My point? Let’s accept as a given that people want to be engaged. Let’s reframe the discussion around addressing the real barriers to meaningful patient engagement … those being redefining the physician’s and patient’s role in care delivery and the new behaviors they must learn in order to assume these new roles.
More on this subject can be found on mindthegapacademy.com.
I fully agree with you, Steve, and I do read your blog. I’d like to enlist your support in changing the culture of health care. Please join the Society and lend your wisdom, expertise, work, and also help us to raise funds to achive our goals. I’d love to get your involvements. And bring others with you! The culture of health care won’t change without concerted effort.
Thanks for your thoughtful comments.
Problem is whether doctors will collaborate with us. I’ve found a bunch that say my way or the highway, I’m in demand, dump the patient.
Yes, Vic, this is a terrible problem. I’m always sad to hear about these examples. I’ve also tried to work with patients who won’t engage. That’s why the Society is working to change the culture of health care–which requires influencing all stakeholders.
We need help in this effort! Please join the Society and lend your support (work effort, ideas, fund-raising, etc.). And if you work for a company, get them to join, as well.
We have work to do–let’s get started.
The data here is important. I’ve written about this topic, The physician as a brand should look at that visit not as a one time event in a string of events. It is a way to build a brand platform based on patient needs and goals.

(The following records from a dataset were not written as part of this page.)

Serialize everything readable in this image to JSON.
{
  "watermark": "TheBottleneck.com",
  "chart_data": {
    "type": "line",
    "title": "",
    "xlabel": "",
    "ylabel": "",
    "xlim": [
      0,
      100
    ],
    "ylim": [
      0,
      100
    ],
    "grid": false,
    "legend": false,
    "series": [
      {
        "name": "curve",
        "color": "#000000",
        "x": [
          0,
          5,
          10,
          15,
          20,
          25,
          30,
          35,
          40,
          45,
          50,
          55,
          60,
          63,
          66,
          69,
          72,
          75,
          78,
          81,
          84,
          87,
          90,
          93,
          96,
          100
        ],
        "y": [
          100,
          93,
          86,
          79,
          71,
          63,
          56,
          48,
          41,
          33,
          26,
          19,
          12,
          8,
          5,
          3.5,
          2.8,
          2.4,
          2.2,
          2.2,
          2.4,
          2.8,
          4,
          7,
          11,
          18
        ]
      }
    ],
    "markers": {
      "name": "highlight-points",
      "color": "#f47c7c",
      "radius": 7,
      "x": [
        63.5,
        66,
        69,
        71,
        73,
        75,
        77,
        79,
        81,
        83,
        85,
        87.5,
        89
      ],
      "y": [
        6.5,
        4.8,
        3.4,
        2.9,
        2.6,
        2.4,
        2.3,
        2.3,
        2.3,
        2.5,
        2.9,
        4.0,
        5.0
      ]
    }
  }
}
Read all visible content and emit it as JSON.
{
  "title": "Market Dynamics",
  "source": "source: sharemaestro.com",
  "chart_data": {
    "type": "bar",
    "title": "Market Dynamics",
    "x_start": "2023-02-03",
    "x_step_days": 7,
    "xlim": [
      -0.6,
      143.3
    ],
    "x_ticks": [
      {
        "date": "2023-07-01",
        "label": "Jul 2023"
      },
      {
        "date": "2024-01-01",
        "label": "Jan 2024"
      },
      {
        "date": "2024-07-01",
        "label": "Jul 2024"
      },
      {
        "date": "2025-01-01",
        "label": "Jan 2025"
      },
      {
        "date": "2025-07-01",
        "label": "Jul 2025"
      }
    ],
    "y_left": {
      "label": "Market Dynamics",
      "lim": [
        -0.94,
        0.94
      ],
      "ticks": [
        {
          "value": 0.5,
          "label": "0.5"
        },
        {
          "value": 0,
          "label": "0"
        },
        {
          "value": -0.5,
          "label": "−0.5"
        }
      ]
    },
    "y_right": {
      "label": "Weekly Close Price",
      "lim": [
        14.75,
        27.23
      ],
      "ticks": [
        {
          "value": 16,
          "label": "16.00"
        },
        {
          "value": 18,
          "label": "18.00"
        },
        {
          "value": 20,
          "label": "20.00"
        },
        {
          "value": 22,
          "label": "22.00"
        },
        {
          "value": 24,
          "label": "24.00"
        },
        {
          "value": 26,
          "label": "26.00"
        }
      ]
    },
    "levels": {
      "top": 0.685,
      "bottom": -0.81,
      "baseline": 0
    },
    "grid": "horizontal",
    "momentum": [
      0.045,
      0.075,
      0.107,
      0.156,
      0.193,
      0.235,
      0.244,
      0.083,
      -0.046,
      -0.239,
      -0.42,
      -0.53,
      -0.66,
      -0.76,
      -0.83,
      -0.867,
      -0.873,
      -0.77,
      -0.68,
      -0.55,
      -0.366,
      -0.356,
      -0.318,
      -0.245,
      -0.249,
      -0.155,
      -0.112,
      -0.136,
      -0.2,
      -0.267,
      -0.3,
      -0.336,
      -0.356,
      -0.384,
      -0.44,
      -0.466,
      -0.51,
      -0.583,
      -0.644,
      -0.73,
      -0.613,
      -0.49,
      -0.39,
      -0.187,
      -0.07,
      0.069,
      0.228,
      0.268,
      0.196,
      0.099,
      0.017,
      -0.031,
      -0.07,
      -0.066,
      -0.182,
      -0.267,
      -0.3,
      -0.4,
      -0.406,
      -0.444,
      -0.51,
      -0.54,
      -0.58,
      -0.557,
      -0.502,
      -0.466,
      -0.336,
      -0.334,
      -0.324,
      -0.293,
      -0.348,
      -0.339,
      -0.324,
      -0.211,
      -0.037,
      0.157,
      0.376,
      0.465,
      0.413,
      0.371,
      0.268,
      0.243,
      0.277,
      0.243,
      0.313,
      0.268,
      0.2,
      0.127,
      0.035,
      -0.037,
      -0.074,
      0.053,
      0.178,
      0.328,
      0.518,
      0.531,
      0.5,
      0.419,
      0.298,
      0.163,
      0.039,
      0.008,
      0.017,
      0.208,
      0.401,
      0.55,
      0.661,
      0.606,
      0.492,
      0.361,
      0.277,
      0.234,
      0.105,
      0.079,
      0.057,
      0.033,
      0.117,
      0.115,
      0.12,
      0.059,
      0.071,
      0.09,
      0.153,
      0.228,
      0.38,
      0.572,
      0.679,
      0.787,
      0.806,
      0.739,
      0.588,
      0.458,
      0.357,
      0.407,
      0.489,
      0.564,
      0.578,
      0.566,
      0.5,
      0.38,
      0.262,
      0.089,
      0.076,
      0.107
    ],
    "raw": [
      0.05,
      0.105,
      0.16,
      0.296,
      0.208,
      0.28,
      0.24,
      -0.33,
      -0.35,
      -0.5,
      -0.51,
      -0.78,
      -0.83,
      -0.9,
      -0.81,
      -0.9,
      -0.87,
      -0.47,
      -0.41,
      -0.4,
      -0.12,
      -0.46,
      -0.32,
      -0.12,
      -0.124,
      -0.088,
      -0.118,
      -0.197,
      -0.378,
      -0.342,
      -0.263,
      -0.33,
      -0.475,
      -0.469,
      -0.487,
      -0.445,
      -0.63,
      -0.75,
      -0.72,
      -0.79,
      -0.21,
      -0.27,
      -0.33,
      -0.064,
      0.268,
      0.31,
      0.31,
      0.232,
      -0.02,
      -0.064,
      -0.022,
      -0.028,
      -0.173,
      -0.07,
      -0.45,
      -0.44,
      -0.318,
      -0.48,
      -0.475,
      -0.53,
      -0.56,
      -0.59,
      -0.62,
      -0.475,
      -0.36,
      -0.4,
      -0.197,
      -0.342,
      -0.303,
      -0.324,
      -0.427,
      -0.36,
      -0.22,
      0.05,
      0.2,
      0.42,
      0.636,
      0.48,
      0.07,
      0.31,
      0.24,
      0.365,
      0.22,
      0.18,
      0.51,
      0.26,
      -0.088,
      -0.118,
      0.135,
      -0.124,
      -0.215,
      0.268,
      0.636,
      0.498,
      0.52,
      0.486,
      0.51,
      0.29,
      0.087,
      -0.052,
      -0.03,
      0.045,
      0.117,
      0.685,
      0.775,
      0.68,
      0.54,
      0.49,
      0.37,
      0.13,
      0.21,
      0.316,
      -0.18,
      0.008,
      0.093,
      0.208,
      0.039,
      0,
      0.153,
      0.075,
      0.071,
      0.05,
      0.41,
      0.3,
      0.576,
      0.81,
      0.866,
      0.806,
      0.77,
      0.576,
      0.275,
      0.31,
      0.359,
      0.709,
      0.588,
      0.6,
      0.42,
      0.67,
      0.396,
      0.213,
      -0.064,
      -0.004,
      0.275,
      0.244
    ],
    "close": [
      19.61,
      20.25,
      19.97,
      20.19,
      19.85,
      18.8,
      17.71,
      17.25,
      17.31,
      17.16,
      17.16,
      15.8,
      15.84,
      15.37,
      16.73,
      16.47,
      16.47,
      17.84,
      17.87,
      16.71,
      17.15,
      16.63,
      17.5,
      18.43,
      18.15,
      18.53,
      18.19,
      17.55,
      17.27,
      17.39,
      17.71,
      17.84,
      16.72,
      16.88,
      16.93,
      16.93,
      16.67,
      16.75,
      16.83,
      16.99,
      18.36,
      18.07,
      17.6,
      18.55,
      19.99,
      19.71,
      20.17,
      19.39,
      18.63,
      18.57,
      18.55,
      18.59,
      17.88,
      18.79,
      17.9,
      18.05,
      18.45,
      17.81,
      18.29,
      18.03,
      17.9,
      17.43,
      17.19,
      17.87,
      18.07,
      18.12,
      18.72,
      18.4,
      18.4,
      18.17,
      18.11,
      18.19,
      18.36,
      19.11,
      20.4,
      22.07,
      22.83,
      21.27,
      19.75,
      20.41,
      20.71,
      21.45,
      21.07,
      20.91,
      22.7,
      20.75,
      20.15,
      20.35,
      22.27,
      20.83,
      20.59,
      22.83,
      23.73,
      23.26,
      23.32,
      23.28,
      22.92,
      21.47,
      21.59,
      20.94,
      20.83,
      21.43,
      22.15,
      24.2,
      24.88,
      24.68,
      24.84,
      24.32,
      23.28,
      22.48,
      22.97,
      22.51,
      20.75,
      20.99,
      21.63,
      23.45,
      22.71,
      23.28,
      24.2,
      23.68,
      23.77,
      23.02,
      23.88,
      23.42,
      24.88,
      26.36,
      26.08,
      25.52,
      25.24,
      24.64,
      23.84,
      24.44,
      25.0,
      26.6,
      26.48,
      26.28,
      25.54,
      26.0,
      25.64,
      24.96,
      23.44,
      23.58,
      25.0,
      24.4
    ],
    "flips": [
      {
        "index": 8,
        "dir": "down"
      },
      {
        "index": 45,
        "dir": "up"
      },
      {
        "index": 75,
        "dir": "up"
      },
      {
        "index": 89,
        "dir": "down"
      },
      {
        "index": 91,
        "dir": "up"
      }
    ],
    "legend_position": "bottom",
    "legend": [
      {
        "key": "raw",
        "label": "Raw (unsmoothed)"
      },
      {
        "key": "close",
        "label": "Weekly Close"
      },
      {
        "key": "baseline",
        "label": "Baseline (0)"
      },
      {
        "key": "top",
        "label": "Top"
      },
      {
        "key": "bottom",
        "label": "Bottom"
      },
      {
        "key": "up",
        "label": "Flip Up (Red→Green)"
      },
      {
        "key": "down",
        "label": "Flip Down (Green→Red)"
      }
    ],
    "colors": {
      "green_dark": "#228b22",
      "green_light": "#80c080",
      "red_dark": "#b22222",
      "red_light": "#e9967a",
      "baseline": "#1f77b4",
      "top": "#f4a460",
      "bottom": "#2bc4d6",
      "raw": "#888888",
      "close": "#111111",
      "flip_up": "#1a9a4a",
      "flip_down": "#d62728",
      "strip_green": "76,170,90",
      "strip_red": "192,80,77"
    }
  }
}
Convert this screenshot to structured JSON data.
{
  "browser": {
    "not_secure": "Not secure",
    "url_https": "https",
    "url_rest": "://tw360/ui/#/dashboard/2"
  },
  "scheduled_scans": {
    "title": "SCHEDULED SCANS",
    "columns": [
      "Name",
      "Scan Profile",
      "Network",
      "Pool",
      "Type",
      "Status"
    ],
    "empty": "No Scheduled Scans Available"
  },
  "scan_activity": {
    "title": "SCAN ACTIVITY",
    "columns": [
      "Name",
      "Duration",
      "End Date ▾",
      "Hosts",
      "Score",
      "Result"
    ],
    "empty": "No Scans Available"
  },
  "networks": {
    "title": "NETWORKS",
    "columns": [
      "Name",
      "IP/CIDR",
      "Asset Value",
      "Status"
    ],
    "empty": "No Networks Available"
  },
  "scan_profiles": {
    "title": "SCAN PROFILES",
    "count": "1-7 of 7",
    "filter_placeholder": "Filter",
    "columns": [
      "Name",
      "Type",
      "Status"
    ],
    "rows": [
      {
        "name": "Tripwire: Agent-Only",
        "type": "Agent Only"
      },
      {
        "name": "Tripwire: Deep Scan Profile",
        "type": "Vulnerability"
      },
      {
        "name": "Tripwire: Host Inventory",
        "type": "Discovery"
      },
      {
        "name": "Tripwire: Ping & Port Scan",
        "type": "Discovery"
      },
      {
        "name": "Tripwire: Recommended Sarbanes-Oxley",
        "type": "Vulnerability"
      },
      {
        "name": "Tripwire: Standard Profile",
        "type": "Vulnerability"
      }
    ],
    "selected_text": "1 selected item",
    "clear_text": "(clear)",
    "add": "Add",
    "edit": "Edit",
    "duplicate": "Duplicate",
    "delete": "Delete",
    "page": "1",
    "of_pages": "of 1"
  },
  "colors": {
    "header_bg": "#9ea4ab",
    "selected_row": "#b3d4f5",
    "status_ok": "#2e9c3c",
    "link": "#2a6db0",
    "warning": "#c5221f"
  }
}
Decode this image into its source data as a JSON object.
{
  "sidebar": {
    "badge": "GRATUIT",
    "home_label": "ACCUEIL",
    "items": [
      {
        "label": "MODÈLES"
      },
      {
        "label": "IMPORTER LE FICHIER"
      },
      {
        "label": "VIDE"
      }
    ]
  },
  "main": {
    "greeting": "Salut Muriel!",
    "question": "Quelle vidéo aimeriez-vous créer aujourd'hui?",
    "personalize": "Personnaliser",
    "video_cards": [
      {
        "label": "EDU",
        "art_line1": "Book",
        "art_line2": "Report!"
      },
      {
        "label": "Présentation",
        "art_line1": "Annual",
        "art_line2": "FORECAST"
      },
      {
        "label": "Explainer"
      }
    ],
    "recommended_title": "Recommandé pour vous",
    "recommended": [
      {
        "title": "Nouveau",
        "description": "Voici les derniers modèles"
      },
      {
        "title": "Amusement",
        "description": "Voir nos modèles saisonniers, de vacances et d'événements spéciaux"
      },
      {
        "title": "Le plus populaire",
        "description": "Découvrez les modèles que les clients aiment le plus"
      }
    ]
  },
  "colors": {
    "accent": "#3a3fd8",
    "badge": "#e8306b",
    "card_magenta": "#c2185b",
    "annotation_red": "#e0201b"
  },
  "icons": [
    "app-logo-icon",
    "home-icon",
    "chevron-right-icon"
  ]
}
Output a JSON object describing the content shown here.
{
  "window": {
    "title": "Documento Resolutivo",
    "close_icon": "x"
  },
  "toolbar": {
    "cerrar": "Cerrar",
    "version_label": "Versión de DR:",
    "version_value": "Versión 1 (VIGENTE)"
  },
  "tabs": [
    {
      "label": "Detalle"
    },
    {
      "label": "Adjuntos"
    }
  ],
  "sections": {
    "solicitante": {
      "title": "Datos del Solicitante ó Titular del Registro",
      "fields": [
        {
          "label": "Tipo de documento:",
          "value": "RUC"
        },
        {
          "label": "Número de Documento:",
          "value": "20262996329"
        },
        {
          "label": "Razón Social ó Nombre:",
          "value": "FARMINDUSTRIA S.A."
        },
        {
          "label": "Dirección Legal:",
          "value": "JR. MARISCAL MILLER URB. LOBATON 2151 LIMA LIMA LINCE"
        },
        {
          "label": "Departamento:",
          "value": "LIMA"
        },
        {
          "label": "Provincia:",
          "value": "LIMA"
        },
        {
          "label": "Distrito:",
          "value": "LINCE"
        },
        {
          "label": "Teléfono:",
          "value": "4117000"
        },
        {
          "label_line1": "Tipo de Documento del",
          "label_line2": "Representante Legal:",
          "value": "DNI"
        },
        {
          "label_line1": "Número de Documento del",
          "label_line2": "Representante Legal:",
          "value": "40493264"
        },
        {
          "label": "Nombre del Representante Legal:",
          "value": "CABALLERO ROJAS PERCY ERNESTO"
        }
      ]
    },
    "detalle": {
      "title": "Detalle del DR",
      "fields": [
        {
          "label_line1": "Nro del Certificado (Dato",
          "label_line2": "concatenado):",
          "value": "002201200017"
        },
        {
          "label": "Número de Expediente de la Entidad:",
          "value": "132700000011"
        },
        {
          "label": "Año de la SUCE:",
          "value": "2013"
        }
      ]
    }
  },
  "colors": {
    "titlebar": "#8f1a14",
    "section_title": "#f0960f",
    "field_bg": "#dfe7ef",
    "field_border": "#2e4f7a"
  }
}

The Office Visit is Not a Drive By
Shared Decision Making is key to improving this dynamic. In my estimation a goal beyond the clinical exam of an office visit is to have both the HCP and the patient establish a foundation for better outcomes by managing knowledge and sharing problem solving.
Changing the Office Visit From Transaction to Value Experience
Well done study thank you
Thanks for your comment, Mark. Your blog post are spot-on and I recommend them to readers. In fact, very similar to my approach to patients. I would suggest that what you’re describing is actually participatory medicine–which is the theme of the Society for Participatory Medicine and I would encourage you to join if you aren’t a member and become a leader. It would be great to share your perspectives.
The idea of moving people along a continuum of behavior change was described by James Prochaska in 1977, and that is exactly the model I apply to move my patients along a continuum of engagement. Also, your described periodic assessment of patient engagement might be the Patient Activation Measure.
One problem that remains is health care professional unwillingness to see the importance of this bilateral engagement, particularly when they’re stuck in the fee-for-service payment model. But that is something the Society is trying to change.
This is great, we need more surveys like this.
Will you be publishing the results in detail, and is there more information on the age and health status of respondents?
As I focus on older adults — who are especially likely to be interacting with the healthcare system — I’m very interested in learning more about their views on these topics.
Hi Leslie. Unfortunately this was a simple 5-question survey meant as a first step. We have some information about the respondents for classification purposes, and the cross-tab data can be downloaded here. We did not collect information about health status, simply because of the limitations of budget and time, but I agree there are a number of factors that might influence individual responses to these questions. This is a start and not definitive research.
Thanks for the comment.
Hey Danny, Good to see your article and I appreciate the way you describe the whole scenario. I want you to ask something. Tell me, the behaviour of physicians in the context of refusing open communication with their patients is acceptable or not?